Ríos Montt vuelve a ser juzgado luego que la Corte de Constitucionalidad (CC) dejó sin efecto la condena del 10 de mayo de 2013 por la jueza Iris Yassmin Barrios Aguilar, en la que lo declaró y le impuso 50 años de prisión inconmutable por genocidio y 30 más por crímenes de lesa humanidad.

"Derivado de esta situación es que fuimos convocados para la continuación de debate" para el viernes por parte del Tribunal B de Mayor Riesgo, señaló el jurista del querellante Centro para la Acción Legal en Derechos Humanos (Caldh).

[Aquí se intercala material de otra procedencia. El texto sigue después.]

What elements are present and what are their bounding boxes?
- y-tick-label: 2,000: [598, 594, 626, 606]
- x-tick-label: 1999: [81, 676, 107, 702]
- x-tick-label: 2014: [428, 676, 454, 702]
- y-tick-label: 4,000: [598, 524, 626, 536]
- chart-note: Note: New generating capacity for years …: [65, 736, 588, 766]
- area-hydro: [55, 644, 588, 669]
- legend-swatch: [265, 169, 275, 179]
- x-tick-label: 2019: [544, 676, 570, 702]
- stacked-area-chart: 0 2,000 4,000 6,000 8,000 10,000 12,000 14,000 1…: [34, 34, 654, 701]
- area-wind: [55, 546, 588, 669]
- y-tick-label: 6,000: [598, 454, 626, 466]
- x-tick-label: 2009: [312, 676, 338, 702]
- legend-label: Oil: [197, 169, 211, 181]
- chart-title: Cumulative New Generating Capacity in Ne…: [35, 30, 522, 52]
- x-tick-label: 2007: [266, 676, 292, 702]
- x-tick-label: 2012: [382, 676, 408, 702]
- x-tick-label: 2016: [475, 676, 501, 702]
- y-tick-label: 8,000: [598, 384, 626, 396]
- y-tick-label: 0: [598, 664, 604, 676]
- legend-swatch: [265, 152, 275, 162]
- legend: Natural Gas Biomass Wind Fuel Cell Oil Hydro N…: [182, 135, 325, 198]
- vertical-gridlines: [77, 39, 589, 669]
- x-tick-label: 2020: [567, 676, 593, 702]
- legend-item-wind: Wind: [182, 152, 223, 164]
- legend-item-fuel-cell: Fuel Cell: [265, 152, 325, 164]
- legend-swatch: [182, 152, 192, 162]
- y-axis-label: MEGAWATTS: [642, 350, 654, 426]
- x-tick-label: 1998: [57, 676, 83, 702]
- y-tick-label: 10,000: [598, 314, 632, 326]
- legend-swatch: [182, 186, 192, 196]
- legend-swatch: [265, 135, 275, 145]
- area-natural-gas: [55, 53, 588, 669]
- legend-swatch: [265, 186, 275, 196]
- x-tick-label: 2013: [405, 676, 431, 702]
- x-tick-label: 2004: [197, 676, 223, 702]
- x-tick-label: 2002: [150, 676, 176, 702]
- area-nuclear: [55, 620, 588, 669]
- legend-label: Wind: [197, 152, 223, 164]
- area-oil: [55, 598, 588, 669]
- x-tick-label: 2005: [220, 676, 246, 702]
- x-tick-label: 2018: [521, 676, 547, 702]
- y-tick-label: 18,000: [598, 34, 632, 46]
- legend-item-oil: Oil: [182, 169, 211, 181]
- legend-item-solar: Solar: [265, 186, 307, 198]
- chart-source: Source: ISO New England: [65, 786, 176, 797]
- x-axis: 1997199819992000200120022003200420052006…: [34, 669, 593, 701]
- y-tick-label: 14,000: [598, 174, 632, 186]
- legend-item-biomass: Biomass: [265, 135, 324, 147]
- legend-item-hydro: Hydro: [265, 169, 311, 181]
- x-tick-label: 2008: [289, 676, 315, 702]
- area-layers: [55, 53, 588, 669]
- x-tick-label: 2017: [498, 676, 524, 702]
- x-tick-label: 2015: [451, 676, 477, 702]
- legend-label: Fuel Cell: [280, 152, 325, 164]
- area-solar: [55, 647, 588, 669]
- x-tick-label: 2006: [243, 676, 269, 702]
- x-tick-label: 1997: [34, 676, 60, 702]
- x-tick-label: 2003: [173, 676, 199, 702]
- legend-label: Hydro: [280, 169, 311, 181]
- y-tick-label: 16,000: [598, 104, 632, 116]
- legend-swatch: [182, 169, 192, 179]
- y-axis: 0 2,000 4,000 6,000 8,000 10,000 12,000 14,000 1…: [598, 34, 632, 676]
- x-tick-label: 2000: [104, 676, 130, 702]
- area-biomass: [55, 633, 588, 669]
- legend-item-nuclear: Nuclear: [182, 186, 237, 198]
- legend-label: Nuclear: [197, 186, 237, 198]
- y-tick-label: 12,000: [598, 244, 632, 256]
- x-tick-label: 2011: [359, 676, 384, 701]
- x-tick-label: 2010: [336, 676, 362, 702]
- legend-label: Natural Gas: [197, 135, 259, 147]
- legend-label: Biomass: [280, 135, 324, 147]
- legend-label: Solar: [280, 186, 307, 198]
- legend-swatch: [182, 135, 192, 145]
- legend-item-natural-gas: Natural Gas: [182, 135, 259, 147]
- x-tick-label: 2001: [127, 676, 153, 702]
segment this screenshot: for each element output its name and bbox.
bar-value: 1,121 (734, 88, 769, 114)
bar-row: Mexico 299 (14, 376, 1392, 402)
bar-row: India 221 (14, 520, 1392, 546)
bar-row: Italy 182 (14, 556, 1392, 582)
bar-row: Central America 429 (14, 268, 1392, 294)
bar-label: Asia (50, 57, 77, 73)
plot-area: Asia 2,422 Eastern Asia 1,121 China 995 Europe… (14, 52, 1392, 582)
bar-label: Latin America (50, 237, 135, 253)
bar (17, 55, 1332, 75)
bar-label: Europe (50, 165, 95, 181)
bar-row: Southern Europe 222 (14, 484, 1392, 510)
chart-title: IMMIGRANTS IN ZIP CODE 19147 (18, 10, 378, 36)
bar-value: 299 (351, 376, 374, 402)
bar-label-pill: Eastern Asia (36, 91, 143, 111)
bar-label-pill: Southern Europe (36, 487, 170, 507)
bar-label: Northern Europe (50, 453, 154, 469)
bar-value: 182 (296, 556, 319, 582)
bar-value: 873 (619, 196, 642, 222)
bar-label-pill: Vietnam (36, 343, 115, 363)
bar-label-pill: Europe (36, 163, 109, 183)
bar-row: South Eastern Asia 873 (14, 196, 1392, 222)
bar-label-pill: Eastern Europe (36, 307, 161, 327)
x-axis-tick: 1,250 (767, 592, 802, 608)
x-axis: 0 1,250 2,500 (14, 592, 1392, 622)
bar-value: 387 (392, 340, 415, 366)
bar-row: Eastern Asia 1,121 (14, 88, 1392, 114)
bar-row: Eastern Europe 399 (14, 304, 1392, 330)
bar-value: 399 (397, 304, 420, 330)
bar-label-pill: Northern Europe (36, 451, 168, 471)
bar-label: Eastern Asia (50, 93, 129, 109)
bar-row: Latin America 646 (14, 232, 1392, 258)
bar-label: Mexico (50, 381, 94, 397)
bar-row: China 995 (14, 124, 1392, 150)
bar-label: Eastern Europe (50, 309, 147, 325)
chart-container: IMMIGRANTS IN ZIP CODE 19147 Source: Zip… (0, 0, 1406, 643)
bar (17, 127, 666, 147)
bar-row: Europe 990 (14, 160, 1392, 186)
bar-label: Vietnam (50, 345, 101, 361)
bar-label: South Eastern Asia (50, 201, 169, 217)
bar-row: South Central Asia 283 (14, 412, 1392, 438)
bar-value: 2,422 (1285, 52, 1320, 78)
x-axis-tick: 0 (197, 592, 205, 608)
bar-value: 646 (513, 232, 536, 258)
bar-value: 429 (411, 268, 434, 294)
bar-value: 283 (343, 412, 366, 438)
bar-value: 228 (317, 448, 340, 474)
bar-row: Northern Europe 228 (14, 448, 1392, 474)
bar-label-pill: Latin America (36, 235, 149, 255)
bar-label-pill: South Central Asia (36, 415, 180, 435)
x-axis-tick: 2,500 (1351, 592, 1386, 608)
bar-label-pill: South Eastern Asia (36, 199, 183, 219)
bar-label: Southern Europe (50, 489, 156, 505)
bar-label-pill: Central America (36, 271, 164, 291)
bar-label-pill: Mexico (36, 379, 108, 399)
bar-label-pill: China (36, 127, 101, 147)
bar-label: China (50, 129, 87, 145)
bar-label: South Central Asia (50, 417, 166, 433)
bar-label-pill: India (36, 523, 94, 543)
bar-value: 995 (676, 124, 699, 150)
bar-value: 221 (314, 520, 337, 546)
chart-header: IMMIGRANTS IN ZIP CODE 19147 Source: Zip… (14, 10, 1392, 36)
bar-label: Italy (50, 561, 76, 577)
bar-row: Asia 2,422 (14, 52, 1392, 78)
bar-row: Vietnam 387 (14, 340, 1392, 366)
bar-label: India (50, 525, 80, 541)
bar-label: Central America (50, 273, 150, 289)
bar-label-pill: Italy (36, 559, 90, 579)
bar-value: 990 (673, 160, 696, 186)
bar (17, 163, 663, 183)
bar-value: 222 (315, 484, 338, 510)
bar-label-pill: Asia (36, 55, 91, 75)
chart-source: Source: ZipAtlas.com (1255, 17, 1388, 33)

Fuentes del Caldh dijeron que tras la expulsión de los juristas continúa el debate con la lectura y la incorporación de las pruebas en contra del acusado.

El proceso se reanudará el viernes tras ser suspendido en mayo de 2016 para separar la causa de Ríos Montt de la de su jefe de inteligencia José Mauricio Rodríguez, ambos acusados de la masacre de más de 1,700 indígenas de la etnia Maya Ixil en los años más sangrientos de la guerra civil.

Su hija Zury Ríos Sosa aseguró este jueves en un programa radial que el juicio contra su padre es "una venganza" y que se le están violando sus derechos humanos porque "no cuenta con sus facultades mentales para defenderse".

No obstante, el representante de Caldh, Francisco Soto, sostiene que el proceso es un asunto de "justicia" para los ixiles que fueron asesinatos por los militares. De ser hallado culpable, Ríos Montt no podrá ser condenado a prisión porque ya ha sido declarado con demencia.

Este viernes a puerta cerrada, se reanudó el juicio especial por genocidio contra el exjefe de Estado, Efraín Ríos Montt, quien ha sido declarado con demencia a causa de la edad. Activistas colocaron alrededor del altar las fotografías de algunas de las víctimas. Los querellantes adhesivos esperan afuera de la sala, donde tratan de obtener detalles del desarrollo de la audiencia.